現代では、あからさまな差別を受けることはかなり減ったものの、その力を欲しがる研究機関や組織から、意志を無視したスカウトを受けて殺人や傷害を犯してしまう者もいれば、サイキ自体を抹殺せんという狂信的カルト集団も存在して命を脅かされる者もいる。

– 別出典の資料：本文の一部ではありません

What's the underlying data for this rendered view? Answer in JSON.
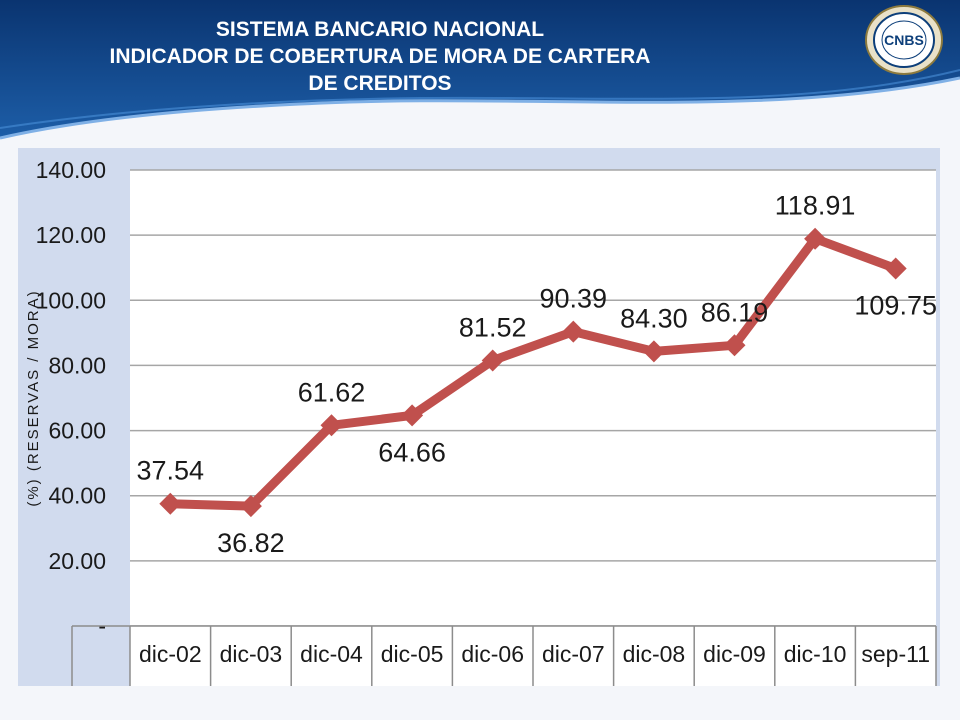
{
  "header": {
    "title_lines": [
      "SISTEMA BANCARIO NACIONAL",
      "INDICADOR DE COBERTURA DE MORA DE CARTERA",
      "DE CREDITOS"
    ],
    "logo_text": "CNBS",
    "colors": {
      "band_dark": "#0d3f7a",
      "band_light": "#2a75c4"
    }
  },
  "chart_data": {
    "type": "line",
    "categories": [
      "dic-02",
      "dic-03",
      "dic-04",
      "dic-05",
      "dic-06",
      "dic-07",
      "dic-08",
      "dic-09",
      "dic-10",
      "sep-11"
    ],
    "series": [
      {
        "values": [
          37.54,
          36.82,
          61.62,
          64.66,
          81.52,
          90.39,
          84.3,
          86.19,
          118.91,
          109.75
        ],
        "labels": [
          "37.54",
          "36.82",
          "61.62",
          "64.66",
          "81.52",
          "90.39",
          "84.30",
          "86.19",
          "118.91",
          "109.75"
        ],
        "color": "#c0504d",
        "marker": "diamond"
      }
    ],
    "ylabel": "(%) (RESERVAS / MORA)",
    "xlabel": "",
    "ylim": [
      0,
      140
    ],
    "yticks": [
      0,
      20,
      40,
      60,
      80,
      100,
      120,
      140
    ],
    "ytick_labels": [
      "-",
      "20.00",
      "40.00",
      "60.00",
      "80.00",
      "100.00",
      "120.00",
      "140.00"
    ],
    "grid": true,
    "category_axis_style": "table"
  }
}
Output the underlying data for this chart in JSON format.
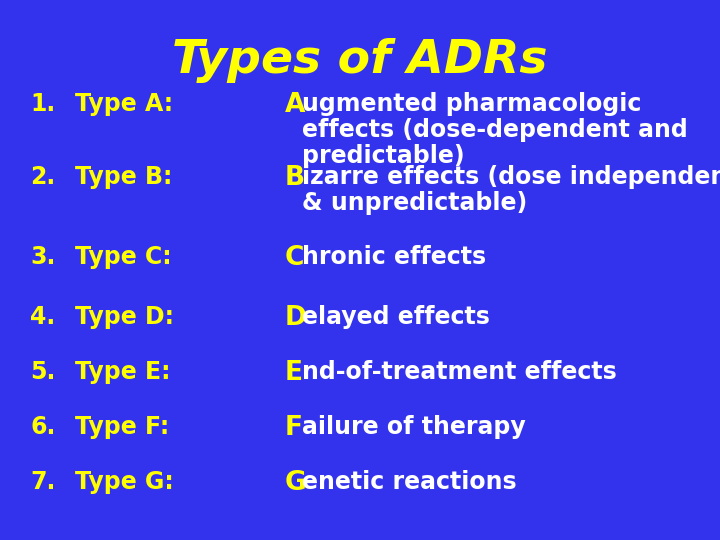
{
  "title": "Types of ADRs",
  "background_color": "#3333EE",
  "title_color": "#FFFF00",
  "label_color": "#FFFF00",
  "first_letter_color": "#FFFF00",
  "desc_color": "#FFFFFF",
  "title_fontsize": 34,
  "label_fontsize": 17,
  "desc_fontsize": 17,
  "items": [
    {
      "number": "1.",
      "label": "Type A:",
      "first_letter": "A",
      "desc_rest_line1": "ugmented pharmacologic",
      "desc_rest_line2": "effects (dose-dependent and",
      "desc_rest_line3": "predictable)",
      "lines": 3
    },
    {
      "number": "2.",
      "label": "Type B:",
      "first_letter": "B",
      "desc_rest_line1": "izarre effects (dose independent",
      "desc_rest_line2": "& unpredictable)",
      "desc_rest_line3": "",
      "lines": 2
    },
    {
      "number": "3.",
      "label": "Type C:",
      "first_letter": "C",
      "desc_rest_line1": "hronic effects",
      "desc_rest_line2": "",
      "desc_rest_line3": "",
      "lines": 1
    },
    {
      "number": "4.",
      "label": "Type D:",
      "first_letter": "D",
      "desc_rest_line1": "elayed effects",
      "desc_rest_line2": "",
      "desc_rest_line3": "",
      "lines": 1
    },
    {
      "number": "5.",
      "label": "Type E:",
      "first_letter": "E",
      "desc_rest_line1": "nd-of-treatment effects",
      "desc_rest_line2": "",
      "desc_rest_line3": "",
      "lines": 1
    },
    {
      "number": "6.",
      "label": "Type F:",
      "first_letter": "F",
      "desc_rest_line1": "ailure of therapy",
      "desc_rest_line2": "",
      "desc_rest_line3": "",
      "lines": 1
    },
    {
      "number": "7.",
      "label": "Type G:",
      "first_letter": "G",
      "desc_rest_line1": "enetic reactions",
      "desc_rest_line2": "",
      "desc_rest_line3": "",
      "lines": 1
    }
  ]
}
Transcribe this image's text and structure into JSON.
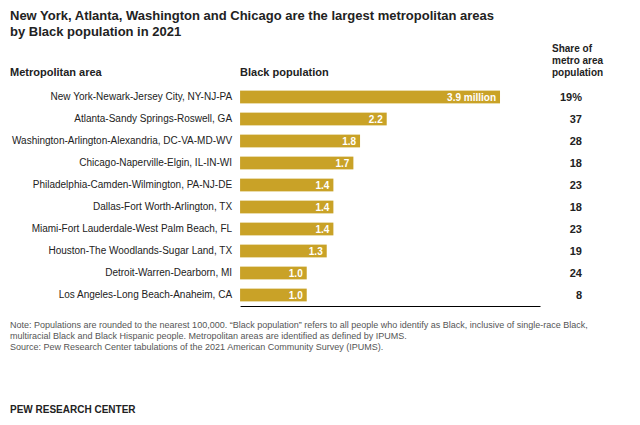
{
  "chart_data": {
    "type": "bar",
    "orientation": "horizontal",
    "title": "New York, Atlanta, Washington and Chicago are the largest metropolitan areas\nby Black population in 2021",
    "ylabel": "Metropolitan area",
    "xlabel": "Black population",
    "categories": [
      "New York-Newark-Jersey City, NY-NJ-PA",
      "Atlanta-Sandy Springs-Roswell, GA",
      "Washington-Arlington-Alexandria, DC-VA-MD-WV",
      "Chicago-Naperville-Elgin, IL-IN-WI",
      "Philadelphia-Camden-Wilmington, PA-NJ-DE",
      "Dallas-Fort Worth-Arlington, TX",
      "Miami-Fort Lauderdale-West Palm Beach, FL",
      "Houston-The Woodlands-Sugar Land, TX",
      "Detroit-Warren-Dearborn, MI",
      "Los Angeles-Long Beach-Anaheim, CA"
    ],
    "values": [
      3.9,
      2.2,
      1.8,
      1.7,
      1.4,
      1.4,
      1.4,
      1.3,
      1.0,
      1.0
    ],
    "value_labels": [
      "3.9 million",
      "2.2",
      "1.8",
      "1.7",
      "1.4",
      "1.4",
      "1.4",
      "1.3",
      "1.0",
      "1.0"
    ],
    "data_labels": true,
    "color": "#C9A227",
    "xlim": [
      0,
      4.5
    ],
    "tick_labels": false,
    "share": {
      "title": "Share of\nmetro area\npopulation",
      "values": [
        19,
        37,
        28,
        18,
        23,
        18,
        23,
        19,
        24,
        8
      ],
      "value_labels": [
        "19%",
        "37",
        "28",
        "18",
        "23",
        "18",
        "23",
        "19",
        "24",
        "8"
      ]
    },
    "note": "Note: Populations are rounded to the nearest 100,000. “Black population” refers to all people who identify as Black, inclusive of single-race Black, multiracial Black and Black Hispanic people. Metropolitan areas are identified as defined by IPUMS.\nSource: Pew Research Center tabulations of the 2021 American Community Survey (IPUMS).",
    "source": "PEW RESEARCH CENTER"
  }
}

そうした社会でサイキ持ちが生き抜くにはやはり自ら組織に身を置くのが賢明だ。喩えそれが決して日の目を見ることのない別室や雇われ暗殺組織であっても――。
ともあれ一見冴えない中年男のような別室長の年齢も見かけでは量れないことになるが、まだこの時のシドには全くそんな考えは浮かばない。
ハイファから事実を聞かされてから初めてシドは考えたものだ。自ら望んで陰に身を置き巨大テラ連邦の暗部を見据え続け、内部粛正も一切ためらうことなく行ってきたというあの男はどれだけのことを見聞きしてきたのだろうかと。
そんな思考までもが筒抜けだと思うと、これほど付き合いづらい御仁もいない。これまでだって充分以上に付き合いづらかったのに、次から余計に鬱陶しくなる訳だが、ここではまだ知らなくて幸いだった。
それはともかくシドが問いを投げたまま互いに黙って数秒間が経過する。普段はどんな相手であっても人怖じしないシドがいたたまれなくなって口を開こうとした途端ユアン=ガードナーのリモータが発振し始めた。シドへの返答を保留し操作する。
画面にチラリと目を向けると更に口角を上げた別室長が先に口火を切った。
「相変わらず逸らさない、いい目をしているな、志度。スポッタの件、いいだろう。命令書を流す。惑星警察への根回しもしておく。あとはハイファスに訊きたまえ」
拍子抜けするほどあっさり言われ、何となくシドは別室長の細い目を睨みつけた。